On Monday, Armstrong finished in a pack behind winner Baden Cooke of Australia in the second stage of the Tour. He was in 10th place overall.
"A team like us just hopes for the mountains to come as fast as they can and get out unscathed," Dan Osipow, the Postal Service team's general manager, said as the riders set out on the relatively flat 126.8-mile second stage of the Tour to Sedan, a town near the border with Belgium.
Cooke, a sprinter who last year finished 127th overall, won the stage in a fierce dash at the finish, beating French rider Jean-Patrick Nazon and Estonian Jaan Kirsipuu by a whisker.
The risks of the Tour's early days, when riders still have fresh legs and newcomers are adjusting to racing in the large pack of nearly 200 cyclists, were highlighted in the first stage Sunday.

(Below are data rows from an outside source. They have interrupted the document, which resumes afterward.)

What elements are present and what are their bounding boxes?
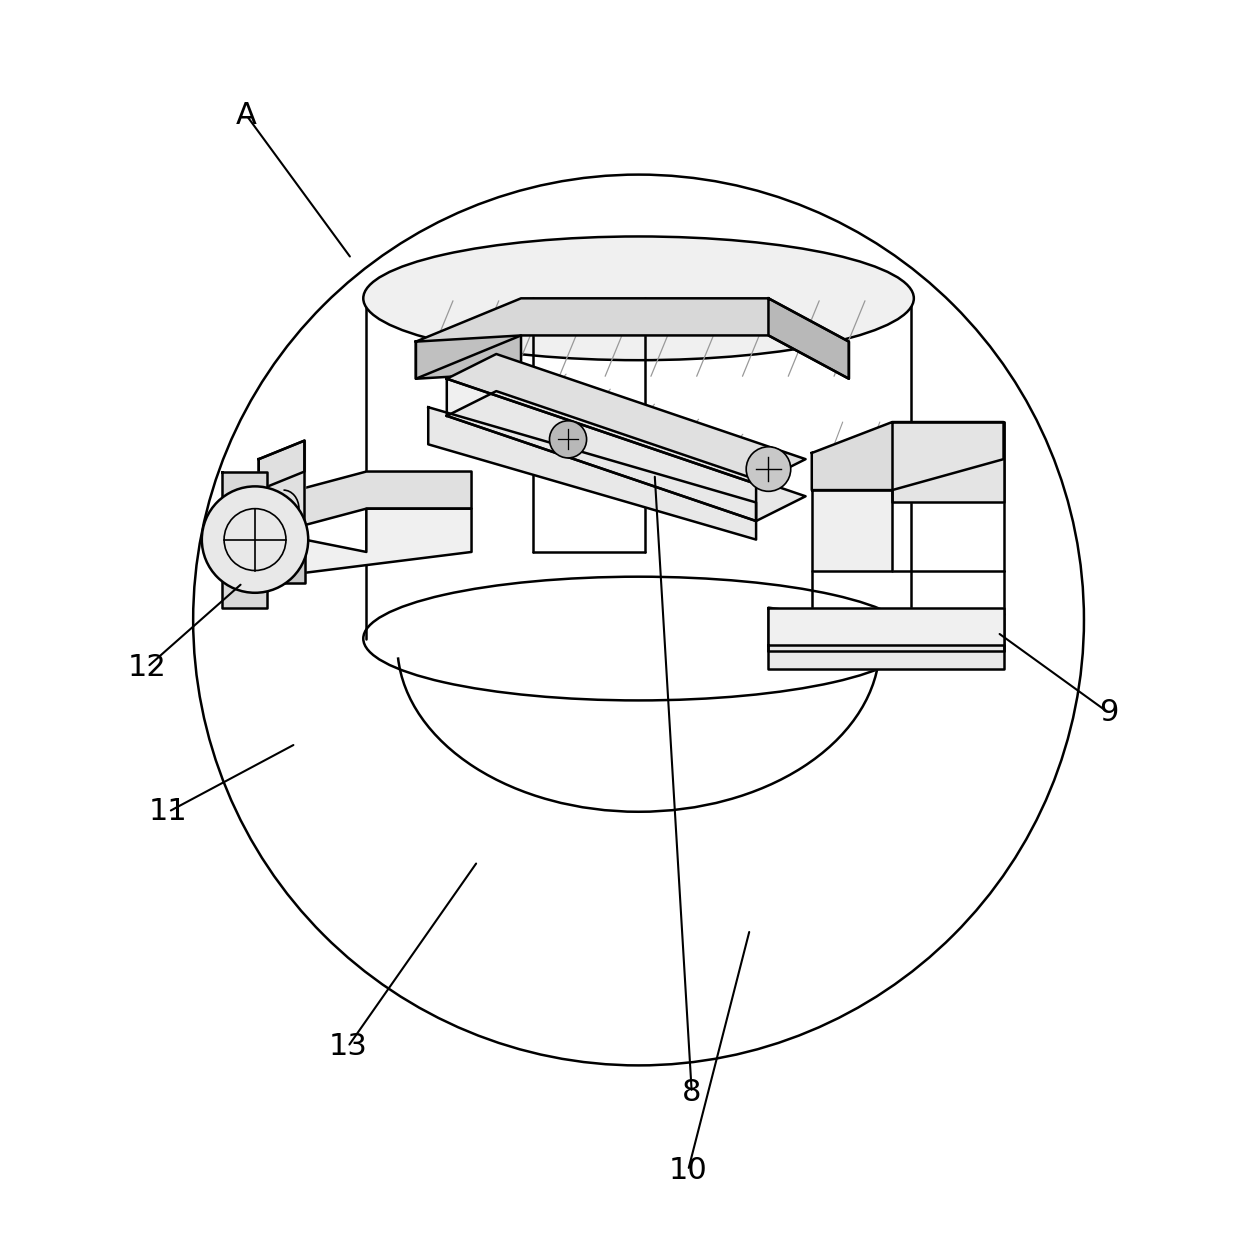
Polygon shape: [274, 508, 471, 577]
Polygon shape: [769, 608, 1003, 651]
Polygon shape: [222, 471, 268, 608]
Polygon shape: [769, 645, 1003, 670]
Circle shape: [202, 486, 309, 593]
Text: 8: 8: [682, 1078, 702, 1107]
Text: 10: 10: [668, 1156, 708, 1185]
Text: 9: 9: [1099, 698, 1118, 728]
Polygon shape: [446, 378, 756, 521]
Polygon shape: [428, 407, 756, 539]
Polygon shape: [769, 299, 849, 378]
Polygon shape: [259, 440, 305, 552]
Polygon shape: [812, 422, 1003, 490]
Polygon shape: [259, 440, 305, 490]
Polygon shape: [415, 299, 849, 378]
Polygon shape: [274, 471, 471, 533]
Text: 11: 11: [149, 797, 187, 826]
Text: 13: 13: [329, 1033, 367, 1061]
Polygon shape: [893, 422, 1003, 502]
Polygon shape: [415, 336, 521, 378]
Ellipse shape: [363, 237, 914, 360]
Polygon shape: [812, 490, 893, 570]
Polygon shape: [259, 552, 305, 583]
Circle shape: [549, 420, 587, 458]
Circle shape: [746, 446, 791, 491]
Text: A: A: [236, 100, 257, 130]
Text: 12: 12: [128, 652, 166, 682]
Polygon shape: [446, 353, 806, 484]
Polygon shape: [446, 391, 806, 521]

Spain's Jose Enrique Gutierrez lost control of his bike on the final turn, causing a dramatic pileup that took out about 35 riders - Armstrong among them. Armstrong wasn't badly injured but suggested Monday that the Tour think about leaving some - less experienced - cyclists behind.
"The biggest problem is 200 fresh guys," Armstrong said. "Given the intensity these days, 150 guys is a lot safer than 200."
"Some of the guys have never done the Tour, they want to take risks, sort of like cowboys," he said.
Overall, Armstrong is 10th, just 11 seconds off current race leader Bradley McGee, an Australian sprint specialist who won the Tour's first event Saturday, a race against the clock through the streets of Paris.
Jan Ullrich, the 1997 winner and a key rival of Armstrong's, is 5th overall, just five seconds ahead of the Texan.
Cooke had never won a stage on the Tour before Monday.
"It's incredible. I can't believe it," he said. "The final sprint was very, very dangerous ... Every day you take your chances. Usually it doesn't work, but today it worked."
Like McGee, Cooke races for French squad Fdjeux.com, which now has won two of the three Tour races run so far.
"There's an incredible spirit in the team," McGee said. "That's why we're working well together. On the Tour de France you need a good spirit because of all the stress."
McGee finished 52nd Monday, close enough to Cooke to retain the coveted yellow jersey worn by the overall Tour leader.
Armstrong's former teammate, U.S. rider Tyler Hamilton, completed the second stage with a fractured collarbone suffered in Sunday's crash.
"I was aching all day, there was this really sharp pain. But if it was more than I could take then I would not have continued," Hamilton said after finishing 100th out of the 196 riders. He was eighth overall.
Two other injured riders, Marc Lotz of the Netherlands and U.S. cyclist Levi Leipheimer, were unable to race.
Injured Frenchman Jimmy Casper rode with a neck brace. Casper, also of Fdjeux.com, finished 189th, 10 minutes behind Cooke.
The stage started at La Ferte-sous-Jouarre, east of Paris. Cooke finished the route in 5 hours, 6 minutes and 33 seconds, averaging 25 miles per hour.
For a long while, French rider Frederic Finot looked set to take the stage, breaking away with another rider just three miles after the start. They built up a lead of more than 11 minutes at one point over the chasing pack. But the other rider, Lilian Jegou, finally dropped back, leaving Finot alone. He was caught by the pack just 1 1/2 miles before the finish.